For a better analogy, Federal Judge Roger Vincin, weighed in on that after shooting down Obamacare in his court, “Should Congress thus have power under the Commerce Clause to preemptively regulate and require individuals above a certain income level to purchase a home financed with a mortgage (and secured with mortgage guaranty insurance) in order to add stability to the housing and financial markets (and to guard against the possibility of future cost-shifting because of a defaulted mortgage), on the theory that most everyone is currently, or inevitably one day will be, active in the housing market?” (picked from

There’s another element lurking behind the scenes here and that is that televisions may soon be considered a human right.  Why not?  Estonia, France, Finland and Greece have already named internet access a human right.  The United Nations proposed that very thing in the 2003 World Summit on the Information Society (to be added to my growing list of unimportant international summits).  Heck, even “experts” are being quoted as saying that internet is a human right over at the Washington Post, “The point is not that the Internet has become sacred.  The point is that human rights have always been sacred.”  …Whatever that means.   
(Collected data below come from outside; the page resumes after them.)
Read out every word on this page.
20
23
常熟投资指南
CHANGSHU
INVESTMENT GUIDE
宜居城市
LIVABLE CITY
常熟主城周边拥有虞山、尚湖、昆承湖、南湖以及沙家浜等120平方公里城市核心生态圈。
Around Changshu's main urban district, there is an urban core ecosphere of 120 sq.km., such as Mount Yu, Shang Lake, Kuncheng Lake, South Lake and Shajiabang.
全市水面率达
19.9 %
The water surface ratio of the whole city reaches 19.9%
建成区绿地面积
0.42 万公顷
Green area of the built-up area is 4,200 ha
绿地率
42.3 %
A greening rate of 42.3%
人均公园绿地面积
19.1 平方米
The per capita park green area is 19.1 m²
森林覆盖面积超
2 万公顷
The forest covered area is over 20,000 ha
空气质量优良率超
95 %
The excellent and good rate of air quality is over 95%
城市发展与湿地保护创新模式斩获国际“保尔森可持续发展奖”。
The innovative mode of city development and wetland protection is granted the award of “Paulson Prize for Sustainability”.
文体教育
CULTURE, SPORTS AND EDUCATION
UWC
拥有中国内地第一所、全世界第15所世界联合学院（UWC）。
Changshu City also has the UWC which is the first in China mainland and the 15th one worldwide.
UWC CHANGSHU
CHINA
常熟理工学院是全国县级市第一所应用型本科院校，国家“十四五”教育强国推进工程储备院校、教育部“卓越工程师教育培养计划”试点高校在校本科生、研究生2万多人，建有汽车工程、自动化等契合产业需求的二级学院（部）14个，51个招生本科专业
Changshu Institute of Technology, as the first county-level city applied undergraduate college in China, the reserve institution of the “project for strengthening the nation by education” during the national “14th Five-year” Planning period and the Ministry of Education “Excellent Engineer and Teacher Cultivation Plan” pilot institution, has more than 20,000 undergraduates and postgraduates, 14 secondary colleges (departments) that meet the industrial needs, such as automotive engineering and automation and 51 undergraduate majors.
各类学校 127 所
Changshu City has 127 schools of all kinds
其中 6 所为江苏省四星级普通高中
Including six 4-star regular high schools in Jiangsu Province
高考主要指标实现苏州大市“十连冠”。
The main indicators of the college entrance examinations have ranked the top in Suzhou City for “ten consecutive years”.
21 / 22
Oh, and this just in, televisions now have the internet on them!  Jump on Google TV, or Samsung’s Internet@TV, Logitech’s Revue, or intermingle through the Playstation’s browser, chat in games, send messages, etc.  The Internet is on our computers, phones, televisions, game systems, and electronic books.  Are these all instruments that should be required for human rights purposes?  Unfortunately, there are those would say yes. 

Perhaps the next generation will make televisions a human right here in America.  If so, there are two certain outcomes: legislatures will have better televisions than the citizens, and Ms. Sebelius’ analogy won’t be harmed at all.